Single by C. Tangana featuring Niño de Elche and La Húngara

from the album El Madrileño
- Language: Spanish
- English title: "You Stopped Loving Me"
- Released: 5 November 2020
- Genre: Latin pop · reggaeton · new flamenco
- Length: 3:18
- Label: Sony
- Songwriters: Antón Álvarez Alfaro; Juan Antonio Jiménez Muñoz; Cristian Quirante Catalán; Javier Rodríguez de Antonio;
- Producer: Alizzz

C. Tangana singles chronology
| "Demasiadas Mujeres" (2020) | "Tú Me Dejaste De Querer" (2020) | "Comerte Entera" (2021) |

La Húngara singles chronology
| "El Niño Manuel" (2020) | "Tú Me Dejaste De Querer" (2020) | "Locamente" (2021) |

Niño de Elche singles chronology
| "Mera Vuelta" (2020) | "Tú Me Dejaste De Querer" (2020) | "Flores Muertas" (2021) |

= Tú Me Dejaste De Querer =

"Tú me dejaste de querer" ("You stopped loving me" in English) a song recorded by Spanish singer and rapper C. Tangana from his second studio album El Madrileño (2021).
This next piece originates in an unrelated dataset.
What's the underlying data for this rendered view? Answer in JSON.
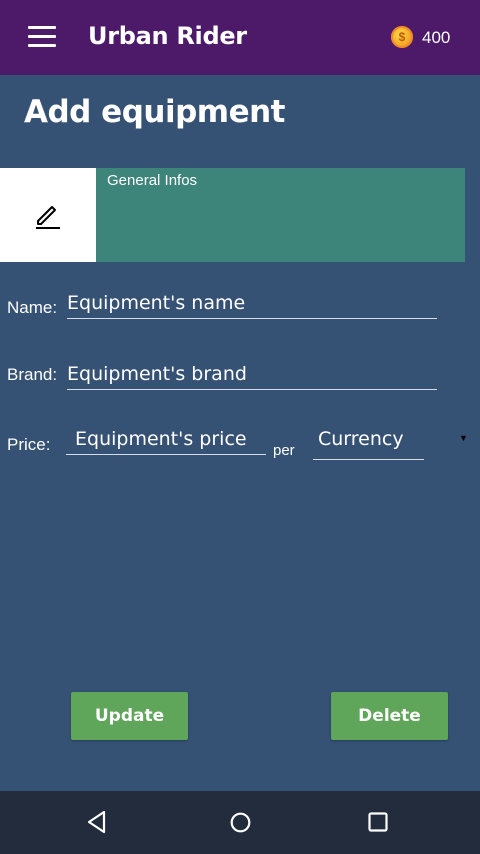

The track features singers La Húngara and Niño de Elche and was written by the singer himself, along with Juan Antonio Jiménez Muñoz, Cristian Quirante Catalán and Javier Rodríguez de Antonio. It was produced by Alizzz. It was released on 5 November 2020 through Sony Music as the album's third single.

==Release==
The song served as the third single for El Madrileño, the second studio album by C. Tangana and was released after the first single "Nunca Estoy", released on 28 April 2020 and the second, "Demasiadas Mujeres", released on 8 October 2020. The song became the most streamed song in 24 hours on Spotify Spain, achieving 1.631.995 streams on the first day, breaking the record previously held by Aitana with her song "Vas a Quedarte".

==Music video==
The music video was released on 5 November 2020, it was directed by Santos Bacana and produced by María Rubio and Cristina Trenas from the collective Little Spain. The video shows C. Tangana in a hotel roof in Madrid surrounded by luxury but dissatisfied and later in an airplane remembering a woman. Upon release, the video went number one on trending on YouTube, reaching over six million views after three days.

==Charts==

| Chart (2018) | Peak position |
|---|---|
| Argentina Hot 100 (Billboard) | 94 |
| Global 200 (Billboard) | 83 |
| Spain (Promusicae) | 1 |

==Certifications==

| Region | Certification | Certified units/sales |
| Mexico (AMPROFON) | Platinum+Gold | 210,000^{‡} |
| Spain (Promusicae) | 10× Platinum | 600,000^{‡} |
| United States (RIAA) | Platinum (Latin) | 60,000^{‡} |
Streaming
| Central America (CFC) | Gold | 3,500,000^{†} |
^{‡} Sales+streaming figures based on certification alone. ^{†} Streaming-only figures based on certification alone.